Brasil VIOLÊNCIA
Brasil registra menor taxa de homicídios da série histórica, mas estudo alerta para “ponto cego”
Atlas da Violência 2026 aponta queda nos assassinatos em 2024, mas crescimento de casos subnotificados preocupa especialistas
26/05/2026 14h32
Por: Redação Fonte: CNN Brasil / Atlas da Violência 2026 (Ipea e Fórum Brasileiro de Segurança Pública)

BRASIL — O Brasil registrou 42.590 homicídios em 2024, o menor número da série histórica contabilizada desde 2014, segundo dados do Atlas da Violência 2026, divulgado nesta terça-feira (26) pelo Instituto de Pesquisa Econômica Aplicada (Ipea), em parceria com o Fórum Brasileiro de Segurança Pública (FBSP).

O levantamento aponta uma taxa de 20,1 homicídios por 100 mil habitantes, representando uma queda de 7,4% em relação a 2023.

Apesar do resultado positivo nos indicadores oficiais, os pesquisadores alertam para um possível “ponto cego estatístico” causado pelo aumento da subnotificação de mortes violentas no país.

Segundo o estudo, houve crescimento significativo das chamadas Mortes Violentas por Causa Indeterminada (MVCI) — casos em que o Estado não consegue identificar oficialmente a causa do óbito, fazendo com que essas ocorrências fiquem fora das estatísticas tradicionais de homicídios.

Para corrigir essa distorção, os pesquisadores aplicaram um método de reclassificação e estimaram os chamados “homicídios ocultos”.

Considerando esses casos, o Brasil teria registrado 49.673 homicídios estimados em 2024, o que representaria uma queda de apenas 0,3% em relação ao ano anterior, bem abaixo da redução apontada nos registros oficiais.

Entre 2023 e 2024, os homicídios ocultos cresceram 88,6%, passando de 3.755 para 7.083 casos, o equivalente a 14,3% do total estimado de homicídios no país, contra 7,6% em 2023.
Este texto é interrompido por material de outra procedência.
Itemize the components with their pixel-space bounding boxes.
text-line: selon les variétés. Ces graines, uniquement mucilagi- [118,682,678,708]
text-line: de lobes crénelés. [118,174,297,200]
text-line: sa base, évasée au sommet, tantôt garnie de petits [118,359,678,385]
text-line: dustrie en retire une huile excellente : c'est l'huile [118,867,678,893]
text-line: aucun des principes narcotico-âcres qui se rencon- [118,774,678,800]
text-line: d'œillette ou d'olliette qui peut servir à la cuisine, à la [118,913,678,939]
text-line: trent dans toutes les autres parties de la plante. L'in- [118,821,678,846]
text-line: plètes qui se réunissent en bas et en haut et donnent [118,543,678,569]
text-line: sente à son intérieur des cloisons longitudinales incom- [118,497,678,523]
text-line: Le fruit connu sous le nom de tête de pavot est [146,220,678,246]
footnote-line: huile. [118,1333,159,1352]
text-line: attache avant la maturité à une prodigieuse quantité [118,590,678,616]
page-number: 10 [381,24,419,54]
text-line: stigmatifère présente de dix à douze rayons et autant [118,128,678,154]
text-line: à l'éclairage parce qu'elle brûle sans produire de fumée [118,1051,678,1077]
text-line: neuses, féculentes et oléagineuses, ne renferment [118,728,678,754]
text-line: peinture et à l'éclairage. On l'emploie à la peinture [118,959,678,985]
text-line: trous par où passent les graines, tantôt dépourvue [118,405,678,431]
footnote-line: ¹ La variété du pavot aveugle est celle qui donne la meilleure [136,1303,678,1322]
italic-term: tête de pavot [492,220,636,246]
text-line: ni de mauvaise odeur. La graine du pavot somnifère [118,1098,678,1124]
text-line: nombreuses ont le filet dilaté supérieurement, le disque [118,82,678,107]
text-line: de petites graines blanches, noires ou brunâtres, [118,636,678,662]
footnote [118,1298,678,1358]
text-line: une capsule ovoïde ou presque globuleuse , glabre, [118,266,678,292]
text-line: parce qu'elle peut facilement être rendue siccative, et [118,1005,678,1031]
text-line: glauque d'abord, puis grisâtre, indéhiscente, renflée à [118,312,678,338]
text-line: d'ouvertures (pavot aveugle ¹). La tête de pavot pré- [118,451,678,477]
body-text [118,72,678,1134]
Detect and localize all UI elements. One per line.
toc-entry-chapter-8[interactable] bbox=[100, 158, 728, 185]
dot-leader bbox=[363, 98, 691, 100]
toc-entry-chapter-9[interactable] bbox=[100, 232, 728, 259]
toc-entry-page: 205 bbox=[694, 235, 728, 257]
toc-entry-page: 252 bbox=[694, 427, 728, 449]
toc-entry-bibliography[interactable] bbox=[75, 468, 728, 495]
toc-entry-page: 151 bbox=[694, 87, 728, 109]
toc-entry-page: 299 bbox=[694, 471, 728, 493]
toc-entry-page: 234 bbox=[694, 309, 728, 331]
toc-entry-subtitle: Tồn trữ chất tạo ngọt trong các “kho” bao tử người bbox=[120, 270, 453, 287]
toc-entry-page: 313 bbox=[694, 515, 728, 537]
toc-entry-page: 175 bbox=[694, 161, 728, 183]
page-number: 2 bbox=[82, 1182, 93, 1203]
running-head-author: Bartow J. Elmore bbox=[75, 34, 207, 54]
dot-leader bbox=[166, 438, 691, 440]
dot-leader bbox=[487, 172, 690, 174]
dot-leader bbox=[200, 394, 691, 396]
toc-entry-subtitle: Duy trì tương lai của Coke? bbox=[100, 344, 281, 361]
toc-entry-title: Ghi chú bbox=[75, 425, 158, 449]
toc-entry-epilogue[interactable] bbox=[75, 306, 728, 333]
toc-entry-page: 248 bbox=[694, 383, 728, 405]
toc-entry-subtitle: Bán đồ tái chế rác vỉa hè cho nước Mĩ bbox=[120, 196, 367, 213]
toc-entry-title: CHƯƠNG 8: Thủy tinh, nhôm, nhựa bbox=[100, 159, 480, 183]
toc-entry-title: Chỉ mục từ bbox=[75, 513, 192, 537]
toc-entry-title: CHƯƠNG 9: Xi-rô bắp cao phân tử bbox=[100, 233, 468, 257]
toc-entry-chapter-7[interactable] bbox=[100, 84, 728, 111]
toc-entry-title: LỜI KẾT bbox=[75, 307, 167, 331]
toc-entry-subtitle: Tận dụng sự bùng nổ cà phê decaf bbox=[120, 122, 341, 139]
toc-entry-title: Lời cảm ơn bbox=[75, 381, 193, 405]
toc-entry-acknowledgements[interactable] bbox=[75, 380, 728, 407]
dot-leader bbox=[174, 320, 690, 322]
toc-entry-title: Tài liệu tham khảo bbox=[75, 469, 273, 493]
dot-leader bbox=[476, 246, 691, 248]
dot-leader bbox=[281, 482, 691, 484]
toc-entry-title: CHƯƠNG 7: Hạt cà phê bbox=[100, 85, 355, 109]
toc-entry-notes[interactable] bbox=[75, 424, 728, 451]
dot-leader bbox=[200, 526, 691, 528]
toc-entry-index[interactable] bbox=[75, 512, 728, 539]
Os pesquisadores destacam que, ao longo da última década, entre 2014 e 2024, o Brasil acumulou aproximadamente 55,2 mil homicídios ocultos, com média anual superior a 5 mil casos, o que exige cautela na análise da evolução dos índices de violência letal.

Em relação aos estados, as menores taxas oficiais de homicídios foram registradas em São Paulo, Santa Catarina e Distrito Federal. Já os maiores índices ocorreram no Amapá, Bahia, Pernambuco, Alagoas e Ceará.

O estudo também mostra desigualdade regional expressiva. Entre os municípios com mais de 100 mil habitantes, 17 das 20 cidades mais violentas do país estão no Nordeste, enquanto as 20 menos violentas concentram-se exclusivamente nas regiões Sul e Sudeste.

No ranking das cidades mais violentas, Maranguape (CE) lidera com taxa estimada de 87,2 homicídios por 100 mil habitantes, seguida de Jequié (BA) e Maracanaú (CE).

Os dados do Atlas da Violência utilizam informações do Sistema de Informações sobre Mortalidade do Ministério da Saúde, além de registros policiais e metodologias estatísticas complementares.